= Philip Longworth =

British historian

Philip Longworth (b. 17 February 1933, London) is a British historian. He specializes in Russian history.

==Biography==
Longworth was educated at Balliol College, Oxford receiving an M.A in 1960. He worked at the Central Asian Research Centre, London, the Commonwealth War Graves Commission, the University of Birmingham (as a lecturer in Russian history), and the University of London. From 1984 to 2003, he was professor of history at McGill University in Montreal, Canada.

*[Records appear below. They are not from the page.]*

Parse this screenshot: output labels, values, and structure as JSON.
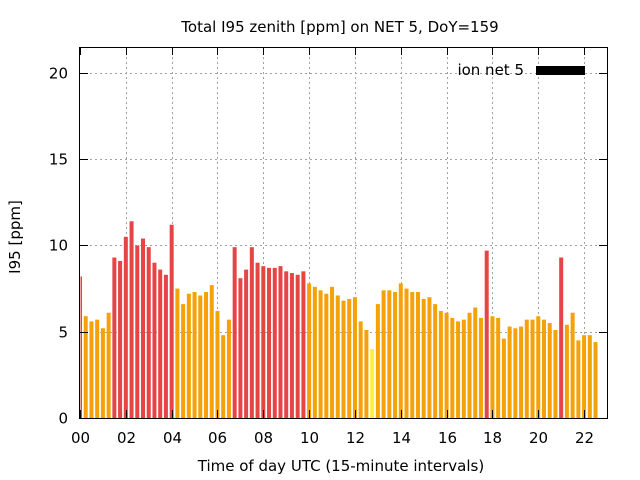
{
  "chart_data": {
    "type": "bar",
    "title": "Total I95 zenith [ppm] on NET 5, DoY=159",
    "xlabel": "Time of day UTC (15-minute intervals)",
    "ylabel": "I95 [ppm]",
    "xlim": [
      0,
      23
    ],
    "ylim": [
      0,
      21.5
    ],
    "xticks": [
      "00",
      "02",
      "04",
      "06",
      "08",
      "10",
      "12",
      "14",
      "16",
      "18",
      "20",
      "22"
    ],
    "yticks": [
      "0",
      "5",
      "10",
      "15",
      "20"
    ],
    "grid": true,
    "legend": {
      "position": "top-right",
      "entries": [
        {
          "label": "ion net 5",
          "color": "#000000"
        }
      ]
    },
    "colors": {
      "red": "#e64545",
      "orange": "#f5a20a",
      "yellow": "#fff040"
    },
    "series": [
      {
        "values": [
          8.2,
          5.9,
          5.6,
          5.7,
          5.2,
          6.1,
          9.3,
          9.1,
          10.5,
          11.4,
          10.0,
          10.4,
          9.9,
          9.0,
          8.6,
          8.3,
          11.2,
          7.5,
          6.6,
          7.2,
          7.3,
          7.1,
          7.3,
          7.7,
          6.2,
          4.8,
          5.7,
          9.9,
          8.1,
          8.6,
          9.9,
          9.0,
          8.8,
          8.7,
          8.7,
          8.8,
          8.5,
          8.4,
          8.3,
          8.5,
          7.8,
          7.6,
          7.4,
          7.2,
          7.6,
          7.1,
          6.8,
          6.9,
          7.0,
          5.6,
          5.1,
          4.0,
          6.6,
          7.4,
          7.4,
          7.3,
          7.8,
          7.5,
          7.3,
          7.3,
          6.9,
          7.0,
          6.6,
          6.2,
          6.1,
          5.8,
          5.6,
          5.7,
          6.1,
          6.4,
          5.8,
          9.7,
          5.9,
          5.8,
          4.6,
          5.3,
          5.2,
          5.3,
          5.7,
          5.7,
          5.9,
          5.7,
          5.5,
          5.1,
          9.3,
          5.4,
          6.1,
          4.5,
          4.8,
          4.8,
          4.4
        ],
        "levels": [
          "red",
          "orange",
          "orange",
          "orange",
          "orange",
          "orange",
          "red",
          "red",
          "red",
          "red",
          "red",
          "red",
          "red",
          "red",
          "red",
          "red",
          "red",
          "orange",
          "orange",
          "orange",
          "orange",
          "orange",
          "orange",
          "orange",
          "orange",
          "orange",
          "orange",
          "red",
          "red",
          "red",
          "red",
          "red",
          "red",
          "red",
          "red",
          "red",
          "red",
          "red",
          "red",
          "red",
          "orange",
          "orange",
          "orange",
          "orange",
          "orange",
          "orange",
          "orange",
          "orange",
          "orange",
          "orange",
          "orange",
          "yellow",
          "orange",
          "orange",
          "orange",
          "orange",
          "orange",
          "orange",
          "orange",
          "orange",
          "orange",
          "orange",
          "orange",
          "orange",
          "orange",
          "orange",
          "orange",
          "orange",
          "orange",
          "orange",
          "orange",
          "red",
          "orange",
          "orange",
          "orange",
          "orange",
          "orange",
          "orange",
          "orange",
          "orange",
          "orange",
          "orange",
          "orange",
          "orange",
          "red",
          "orange",
          "orange",
          "orange",
          "orange",
          "orange",
          "orange"
        ]
      }
    ]
  }
}
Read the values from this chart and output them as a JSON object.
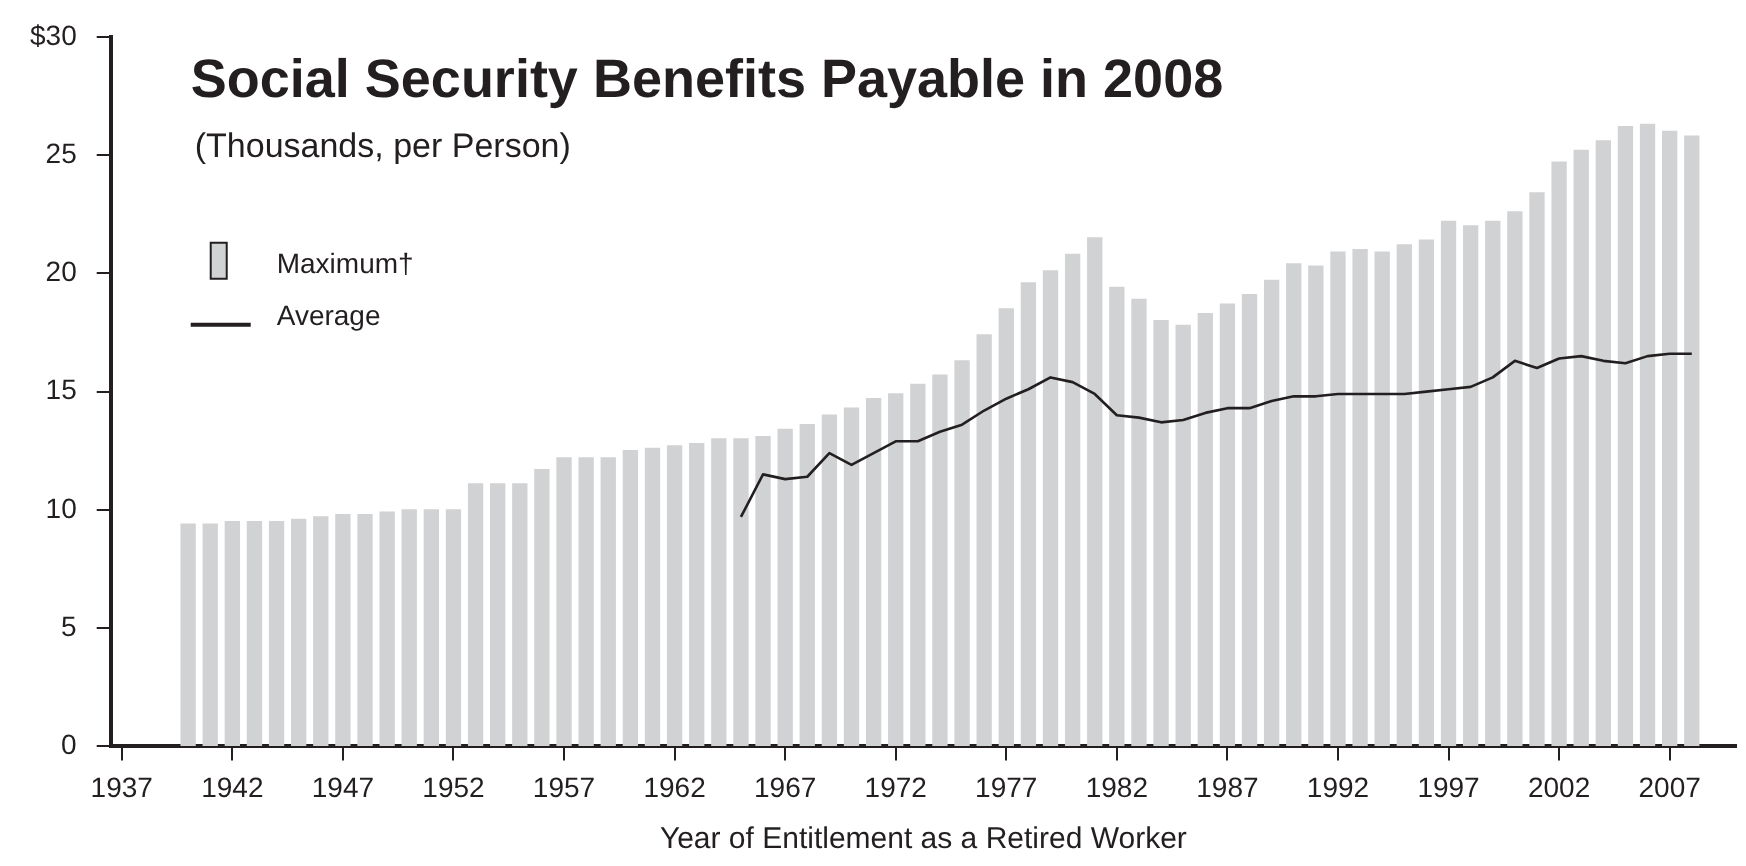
{
  "chart_data": {
    "type": "bar",
    "title": "Social Security Benefits Payable in 2008",
    "subtitle": "(Thousands, per Person)",
    "xlabel": "Year of Entitlement as a Retired Worker",
    "x": [
      1940,
      1941,
      1942,
      1943,
      1944,
      1945,
      1946,
      1947,
      1948,
      1949,
      1950,
      1951,
      1952,
      1953,
      1954,
      1955,
      1956,
      1957,
      1958,
      1959,
      1960,
      1961,
      1962,
      1963,
      1964,
      1965,
      1966,
      1967,
      1968,
      1969,
      1970,
      1971,
      1972,
      1973,
      1974,
      1975,
      1976,
      1977,
      1978,
      1979,
      1980,
      1981,
      1982,
      1983,
      1984,
      1985,
      1986,
      1987,
      1988,
      1989,
      1990,
      1991,
      1992,
      1993,
      1994,
      1995,
      1996,
      1997,
      1998,
      1999,
      2000,
      2001,
      2002,
      2003,
      2004,
      2005,
      2006,
      2007,
      2008
    ],
    "series": [
      {
        "name": "Maximum†",
        "color": "#d1d2d4",
        "values": [
          9.4,
          9.4,
          9.5,
          9.5,
          9.5,
          9.6,
          9.7,
          9.8,
          9.8,
          9.9,
          10.0,
          10.0,
          10.0,
          11.1,
          11.1,
          11.1,
          11.7,
          12.2,
          12.2,
          12.2,
          12.5,
          12.6,
          12.7,
          12.8,
          13.0,
          13.0,
          13.1,
          13.4,
          13.6,
          14.0,
          14.3,
          14.7,
          14.9,
          15.3,
          15.7,
          16.3,
          17.4,
          18.5,
          19.6,
          20.1,
          20.8,
          21.5,
          19.4,
          18.9,
          18.0,
          17.8,
          18.3,
          18.7,
          19.1,
          19.7,
          20.4,
          20.3,
          20.9,
          21.0,
          20.9,
          21.2,
          21.4,
          22.2,
          22.0,
          22.2,
          22.6,
          23.4,
          24.7,
          25.2,
          25.6,
          26.2,
          26.3,
          26.0,
          25.8
        ]
      },
      {
        "name": "Average",
        "type": "line",
        "color": "#231f20",
        "values": [
          null,
          null,
          null,
          null,
          null,
          null,
          null,
          null,
          null,
          null,
          null,
          null,
          null,
          null,
          null,
          null,
          null,
          null,
          null,
          null,
          null,
          null,
          null,
          null,
          null,
          9.7,
          11.5,
          11.3,
          11.4,
          12.4,
          11.9,
          12.4,
          12.9,
          12.9,
          13.3,
          13.6,
          14.2,
          14.7,
          15.1,
          15.6,
          15.4,
          14.9,
          14.0,
          13.9,
          13.7,
          13.8,
          14.1,
          14.3,
          14.3,
          14.6,
          14.8,
          14.8,
          14.9,
          14.9,
          14.9,
          14.9,
          15.0,
          15.1,
          15.2,
          15.6,
          16.3,
          16.0,
          16.4,
          16.5,
          16.3,
          16.2,
          16.5,
          16.6,
          16.6
        ]
      }
    ],
    "xlim": [
      1936.5,
      2010
    ],
    "xticks": [
      1937,
      1942,
      1947,
      1952,
      1957,
      1962,
      1967,
      1972,
      1977,
      1982,
      1987,
      1992,
      1997,
      2002,
      2007
    ],
    "ylim": [
      0,
      30
    ],
    "yticks": [
      0,
      5,
      10,
      15,
      20,
      25,
      {
        "value": 30,
        "label": "$30"
      }
    ],
    "grid": false,
    "legend": "top left",
    "marker": "none",
    "line_style": "solid"
  }
}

He has published a number of books, and is particularly known as the author of a widely used standard work on the Cossacks (The Cossacks, first published in 1969). He was awarded Knight of Mark Twain for his book The Art of Victory (1965) about the Russian Generalissimo Suvorov-Rymniksky, Prince of Italia. Several of his books have gone through multiple editions and have also been translated into German. He translated Mikhail Lermontov's A Hero of Our Time into English. He wrote the foreword to the photo book Russland und die Sowjetunion. Ein Jahrhundert in Fotografien der Nachrichtenagentur TASS, by Peter Radetsky.

==Works==
- The Art of Victory. The Life and Achievements of Generalissimo Suvorov. 1729–1800. London: Constable. 1965. ISBN 978-0-09-451170-5.
  - P.S.: The following year's edition (Rinehart & Company, New York) uses "Field-Marshal" in the title instead of "Generalissimo."
- Confrontations with Judaism: a Symposium (ed.). London: Blond. 1967.
- The Unending Vigil: The History of the Commonwealth War Graves Commission. Barnsley: Pen & Sword. 2010 [1967].
- The Cossacks. London. 1969.
  - Die Kosaken. Legende und Geschichte. Mit einer Einführung von Hellmut Diwald. (Menschen und Mächte – Geschichte im Blickpunkt). König Verlag, München 1973, ISBN 3-8082-0056-1.
- The Three Empresses: Catherine I, Anne and Elizabeth of Russia. London: Constable. 1972.
- The Rise and Fall of Venice
  - Aufstieg und Fall der Republik Venedig. Brockhaus, Wiesbaden 1976
- Alexis, Tsar of all the Russias. Franklin Watts. 1984. ISBN 978-0-531-09770-0.
- The Making of Eastern Europe. London: Macmillan. 1994.
- Russia's Empires: Their Rise and Fall from Prehistory to Putin. John Murray Publishers. ISBN 0-7195-6204-X.